Want to improve your playing – Buy a guitar stand. After your initial investment in your instrument I would suggest your next purchase should be a guitar stand. This will allow you to leave the instrument somewhere that is readily accessible so that you can pick it up when you have a spare moment and get some extra practice in. If your guitar is in its case, under the bed, upstairs in your bedroom and you’re in the kitchen but you have some time to spare, the hassle of going in search of your guitar might tempt you to just put it off until tomorrow. But if you can just pick it up, play a bit and put it back down somewhere handy then I hope it will encourage you to play a bit more. It should be said though that these extra little sessions shouldn’t count as your main practice, they should be used to help you work on something that needs some more time (maybe changing between two difficult chords or a tricky strumming pattern).

For more on this read my previous blog about how to practice


Do I need lessons?

Do I need lessons? I want to learn guitar, there are lots of videos online do I really need to get lessons? I’d follow that with another question – Do you want to learn correctly? Yes there are lots of tutorials on the internet but a video can’t remind you to put your fingers in the right place or make sure if you’re holding the instrument properly and you can’t ask it any questions. Now you might say I’m biased (which I am) but this is coming from years of seeing students arrive for their first lesson not holding the instrument properly and generally falling into what we will call ‘bad habits’. Some of these students might have been playing for years and considered themselves beyond beginner level yet didn’t have the basics right. Bad habits as the name suggests are the opposite of good and usually require a lot of effort to correct.

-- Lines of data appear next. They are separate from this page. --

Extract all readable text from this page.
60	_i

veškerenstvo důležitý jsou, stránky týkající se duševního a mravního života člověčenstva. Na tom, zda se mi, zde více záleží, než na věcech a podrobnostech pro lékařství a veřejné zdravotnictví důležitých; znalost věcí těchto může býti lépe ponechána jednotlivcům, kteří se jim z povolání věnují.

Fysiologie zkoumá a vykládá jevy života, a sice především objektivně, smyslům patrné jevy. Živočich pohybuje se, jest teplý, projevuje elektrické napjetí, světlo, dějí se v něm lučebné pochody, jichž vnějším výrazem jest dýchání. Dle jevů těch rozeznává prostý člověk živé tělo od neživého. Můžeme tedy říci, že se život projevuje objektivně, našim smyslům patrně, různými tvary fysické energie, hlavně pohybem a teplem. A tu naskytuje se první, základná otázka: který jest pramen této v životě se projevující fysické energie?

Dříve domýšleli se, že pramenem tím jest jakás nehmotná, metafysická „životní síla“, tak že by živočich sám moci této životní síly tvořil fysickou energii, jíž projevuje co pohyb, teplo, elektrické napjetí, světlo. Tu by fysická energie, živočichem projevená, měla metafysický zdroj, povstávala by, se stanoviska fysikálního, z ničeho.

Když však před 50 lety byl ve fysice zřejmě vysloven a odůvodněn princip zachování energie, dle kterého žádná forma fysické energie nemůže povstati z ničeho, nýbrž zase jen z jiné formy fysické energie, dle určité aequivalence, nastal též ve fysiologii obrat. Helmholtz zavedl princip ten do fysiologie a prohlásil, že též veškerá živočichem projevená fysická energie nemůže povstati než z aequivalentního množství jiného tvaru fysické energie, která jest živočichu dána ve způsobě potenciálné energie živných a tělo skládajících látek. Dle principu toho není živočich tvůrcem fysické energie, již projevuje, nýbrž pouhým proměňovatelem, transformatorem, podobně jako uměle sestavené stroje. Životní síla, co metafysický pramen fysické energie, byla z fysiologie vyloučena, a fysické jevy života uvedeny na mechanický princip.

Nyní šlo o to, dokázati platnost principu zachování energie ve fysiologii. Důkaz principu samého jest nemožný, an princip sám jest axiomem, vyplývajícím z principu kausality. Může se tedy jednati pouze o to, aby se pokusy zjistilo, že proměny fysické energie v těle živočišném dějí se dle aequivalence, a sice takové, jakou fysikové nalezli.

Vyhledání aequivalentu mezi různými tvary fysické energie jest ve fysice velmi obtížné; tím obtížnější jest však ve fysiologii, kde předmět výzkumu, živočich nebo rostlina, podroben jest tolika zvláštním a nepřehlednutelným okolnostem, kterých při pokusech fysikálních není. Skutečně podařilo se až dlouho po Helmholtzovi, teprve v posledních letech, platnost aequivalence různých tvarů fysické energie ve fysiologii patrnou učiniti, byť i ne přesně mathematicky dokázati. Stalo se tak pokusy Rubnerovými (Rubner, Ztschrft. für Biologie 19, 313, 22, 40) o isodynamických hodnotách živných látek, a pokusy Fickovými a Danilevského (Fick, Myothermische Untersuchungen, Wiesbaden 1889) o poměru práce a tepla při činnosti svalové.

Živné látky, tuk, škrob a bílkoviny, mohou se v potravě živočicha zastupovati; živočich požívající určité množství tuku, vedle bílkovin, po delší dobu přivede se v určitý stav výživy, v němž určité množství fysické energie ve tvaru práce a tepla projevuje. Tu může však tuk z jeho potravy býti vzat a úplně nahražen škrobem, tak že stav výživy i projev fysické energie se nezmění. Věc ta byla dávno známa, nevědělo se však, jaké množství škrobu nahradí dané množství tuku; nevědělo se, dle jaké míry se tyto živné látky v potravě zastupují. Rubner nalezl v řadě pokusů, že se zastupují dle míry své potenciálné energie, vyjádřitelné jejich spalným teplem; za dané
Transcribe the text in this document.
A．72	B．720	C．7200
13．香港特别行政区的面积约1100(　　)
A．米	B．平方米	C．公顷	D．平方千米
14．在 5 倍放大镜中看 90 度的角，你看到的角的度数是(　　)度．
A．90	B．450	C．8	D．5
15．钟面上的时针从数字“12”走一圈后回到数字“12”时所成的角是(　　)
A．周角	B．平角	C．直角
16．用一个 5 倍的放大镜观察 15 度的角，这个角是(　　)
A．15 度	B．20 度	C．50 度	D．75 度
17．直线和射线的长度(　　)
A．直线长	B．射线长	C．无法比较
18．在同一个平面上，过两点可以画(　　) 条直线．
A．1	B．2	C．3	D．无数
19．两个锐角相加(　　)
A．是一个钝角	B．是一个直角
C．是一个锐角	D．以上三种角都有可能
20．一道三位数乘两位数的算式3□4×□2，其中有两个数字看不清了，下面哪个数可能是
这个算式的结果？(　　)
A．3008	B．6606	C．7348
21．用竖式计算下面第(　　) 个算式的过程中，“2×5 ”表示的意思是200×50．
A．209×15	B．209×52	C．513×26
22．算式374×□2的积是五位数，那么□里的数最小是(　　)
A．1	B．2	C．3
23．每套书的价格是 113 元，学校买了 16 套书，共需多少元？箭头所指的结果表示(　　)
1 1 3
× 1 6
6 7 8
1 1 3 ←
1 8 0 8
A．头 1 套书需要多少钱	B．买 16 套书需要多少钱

So better to learn correctly at the beginning, a good teacher is not going to let you away with ‘bad habits’.  Another factor to consider here is motivation and having a weekly target (ie. your lesson) will help get you practicing so that you’re not wasting your precious time and hard-earned cash.

Don’t get me wrong the internet is a great resource for learning but you have to consider the credentials of whoever you’re taking advice from. Also, and I know this from having produced my own video tutorials, it’s very difficult to make a video that will answer all questions from every variety of student at every level. I suppose my main point is that the crucial stage of learning an instrument is the very beginning and a good start is half the battle.

How long should I practice?

How long should I practice? You should read the previous blog about practice too. The amount of time you have available will depend on your circumstance (working hours, homework etc.) so you need to decide on a goal for your practice each week and work towards that. (This week I’ll learn how to play an F chord properly or I’ll learn a new scale)

If you have just started learning and have never played an instrument before then about 20mins a day should be fine (if you’re an adult). If you have a  young child starting to learn then 5-10mins daily should be ok to start with, the important thing being to encourage them to practice and develop a routine.

If you are at an intermediate stage and want to make some real progress well then at least an hour a day should do it.

If you’re studying classical guitar for example and your preparing for a grade 8 exam I’d say 2 hours a day minimum.

After some time practicing you will get a feel for how long you need to get all your work done and as you start progressing you will feel the need to practice more.